For those people who want to simply get up and running quickly, there are two Wizards that can walk you through all of the more common setups: Internet Connection and Wireless Connection. However, being more of a hands-on administrator, I opted to do manual configurations to know exactly what I was setting up. I won’t go through all of these items as there are many and they may not reflect the configuration that you desire. Also, built into the router is a very robust in-line help menu that can answer many of your questions as you are going through the configuration screens.
There is also an optional Advanced DNS Service – if you aren’t using something like OpenDNS, you can optionally set up a different DNS (Domain Name Server) that can help protect your network and the computers and devices attached to it from phishing scams as well as autocorrection of mistyped URLs.
The MSRP is $89.99 and Amazon has it currently listed at $79.99.
Only complaint is that it isn’t a dual band router, meaning I would like it to have an antenna dedicated to 802.11n and one to the slower WiFi protocols. There are other D-Link routers that do this though like the HD Media Router 2000 (DIR-827).

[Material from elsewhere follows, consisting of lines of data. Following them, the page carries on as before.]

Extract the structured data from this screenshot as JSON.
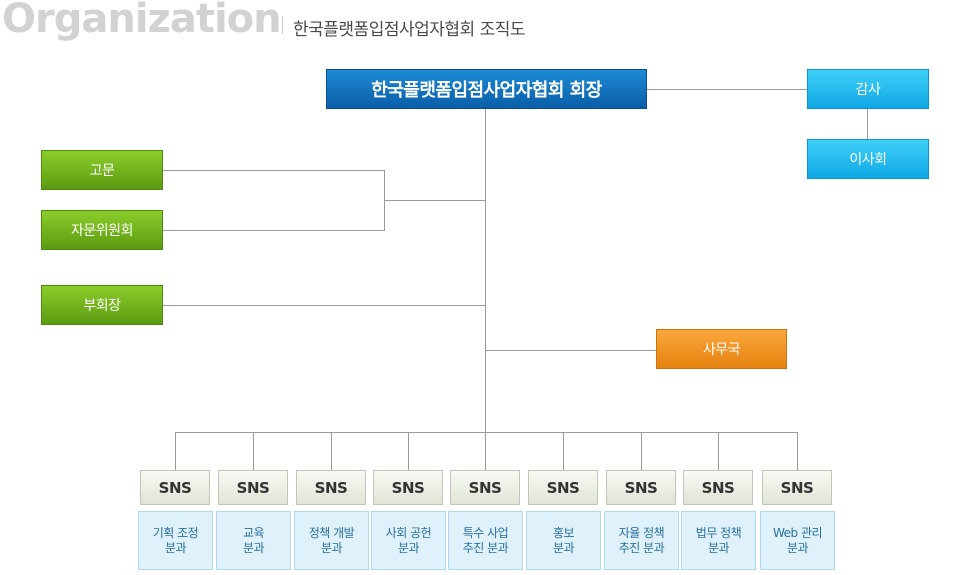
{
  "header": {
    "title": "Organization",
    "subtitle": "한국플랫폼입점사업자협회 조직도"
  },
  "chart": {
    "president": "한국플랫폼입점사업자협회 회장",
    "auditor": "감사",
    "board": "이사회",
    "advisor": "고문",
    "advisory_committee": "자문위원회",
    "vice_president": "부회장",
    "secretariat": "사무국",
    "sns_label": "SNS",
    "departments": [
      {
        "line1": "기획 조정",
        "line2": "분과"
      },
      {
        "line1": "교육",
        "line2": "분과"
      },
      {
        "line1": "정책 개발",
        "line2": "분과"
      },
      {
        "line1": "사회 공헌",
        "line2": "분과"
      },
      {
        "line1": "특수 사업",
        "line2": "추진 분과"
      },
      {
        "line1": "홍보",
        "line2": "분과"
      },
      {
        "line1": "자율 정책",
        "line2": "추진 분과"
      },
      {
        "line1": "법무 정책",
        "line2": "분과"
      },
      {
        "line1": "Web 관리",
        "line2": "분과"
      }
    ]
  },
  "colors": {
    "president": "#0b5ea8",
    "cyan": "#10a8e6",
    "green": "#5c9b12",
    "orange": "#e5820f",
    "line": "#9a9a9a"
  }
}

I have often been told that I like bright, shiny objects. The D-Link DIR-655 is one of those items. The thing is, with bright, shiny objects, you want to play with them over and over. But I can’t do this with this wireless router. That is because once you configure it to your liking, you really don’t have to touch it again, especially if you go through just the basic setup. The DIR-655 simply works and works well. It’s stable, has the advanced configuration options that you normally get in the open source firmware solutions like DD-WRT or Tomato, but it comes this way “from the factory.” This is NOT a device for kids and some adults may even get scared of it, thus the lower marks for “family friendly”. Luckily, the wizards that it has for basic configurations allow you to be up and running quickly and for those people who want to really fine tune their networks and “geek out” with the configurations, all of those are there. It would have been nice to have a VPN server built into it, like OpenVPN, but I’m not surprised that it doesn’t. And, the price point at $80 (or less) makes it very compelling, especially given what you can configure and how solid it is.
Hands down, this is probably the best router that I have played with to date. Given that it is in the #1 position in my home network and has been there for several months, that is a pretty good indication that it is a good device. I think that at this point, it may only be replaced by a higher-end, dual-band router like the HD Media Router 2000, but time will tell.
Disclosure Text : I have a material connection because I received a gift or sample of a product for consideration in preparing to write this content. I was/am not expected to return this item or gift after my review period. More information can be found in my About page as well as here.
HTD says: If you are looking for a high-performance, competitively-priced, stable wireless router with lots of advanced configuration options, look no further than the D-Link DIR-655.